Seynaeve PC, Broos JI
J Belge Radiol. 1995;78(5):284.
It is easily forgotten that not yet a hundred years ago the only way to look into the patients' body was via invasive procedures. Within the year of the discovery of X-rays by Conrad Röntgen the need for three dimensional imaging had been voiced. The driving force behind this development was undoubtedly clinical motivation. Planar X-radiographs were not satisfactory to the clinicians who urged the radiologists to provide them with tomographic images. Between 1910 and 1940, classical tomography has been the product of individuals rather than collective groups. It is only in the mid thirties that scientists found out about each other and started to correspond vigorously. Mayer was the first to suggest in 1914 the idea of tomography. Bocage, Grossman and Vallebona all developed the idea further and built their own equipment. In 1931 Ziedses des Plantes published the most extensive and thorough study on tomography. In the forties and fifties a stagnation is noticed, only further refinements to the existing equipment are carried out. Although Frank and Takahashi published the basic principles of axial tomography in the mid forties, we had to wait for the necessary developments in electronics before Hounsfield was able to develop and commercialize the first axial computer tomography in 1972 (EMI-Scanner). At the time all the big radiology companies rushed into the field and soon, second, third and fourth generation CT scanners became available. Only a few years later a new way of generating images without using ionizing radiation was introduced.
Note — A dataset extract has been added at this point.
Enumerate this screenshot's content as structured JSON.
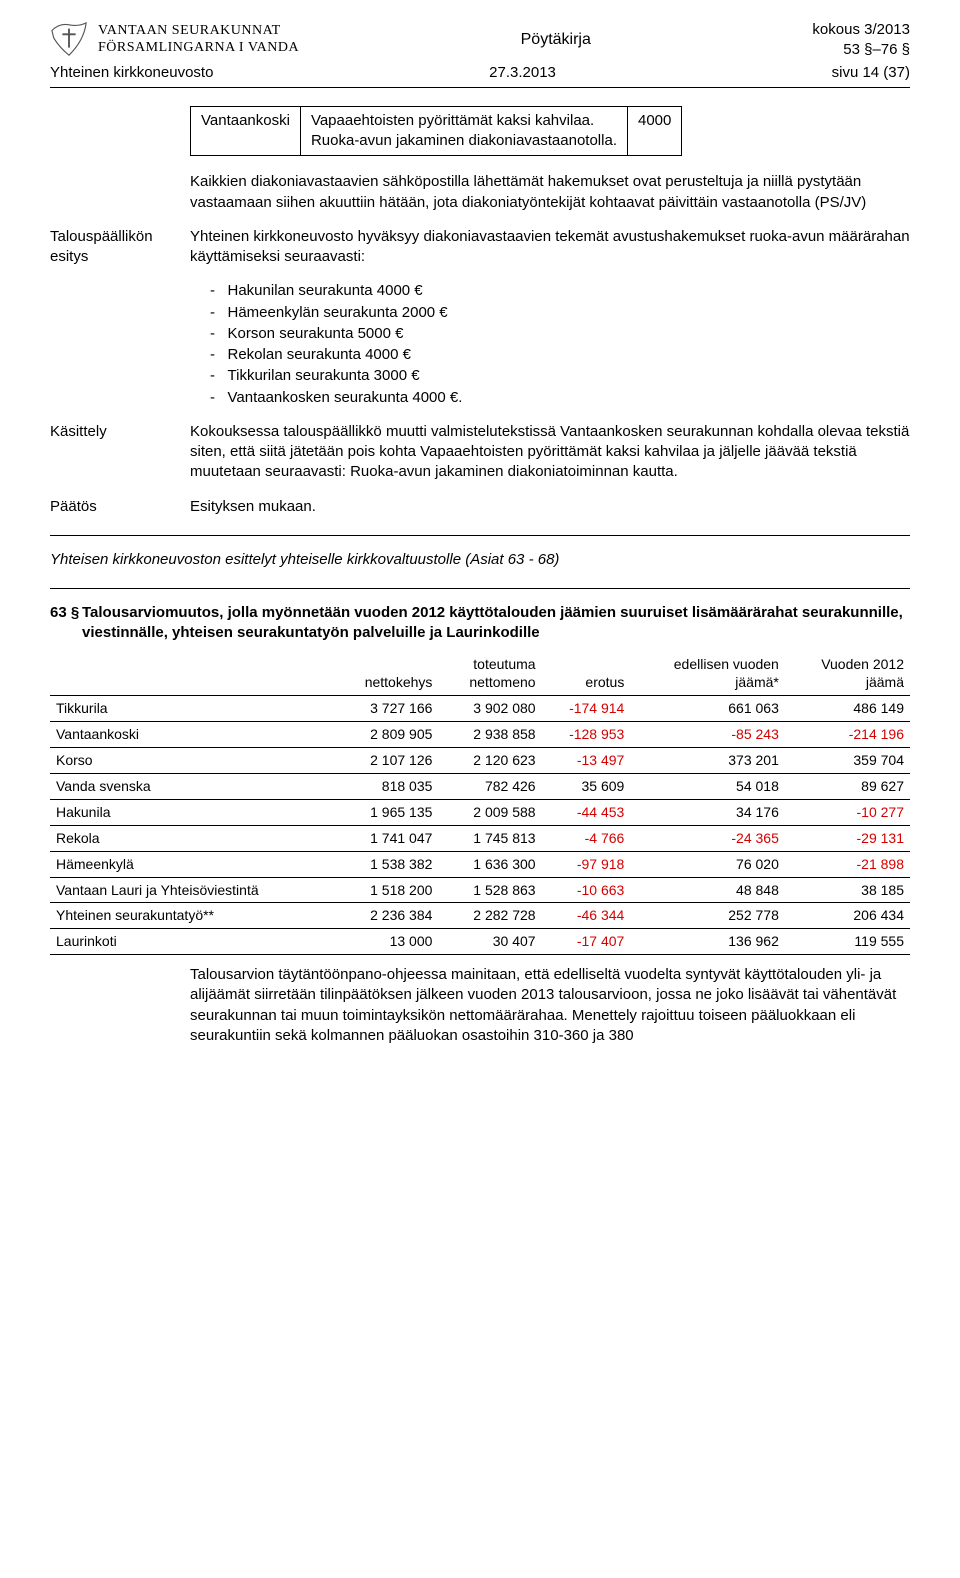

Lauterbur and Damadian produced the first low quality images with magnetic resonance, a technique called zeugmatography by its inventors. In 1974 the first images of a living subject were published and initial scepticism was replaced by euphoria. This resulted in the spectacular evolution in Magnetic Resonance that we are now observing. While it is impossible to predict the future, the development of networks, the increase in data acquisition and storage will spread a new light on our specialty. A closer cooperation between radiologists, pathologists and clinicians will undoubtedly be necessary, as well as a partial redefinition of the radiologists task.
Dienst Radiologie, A.Z. Middelheim, Antwerp, Belgium.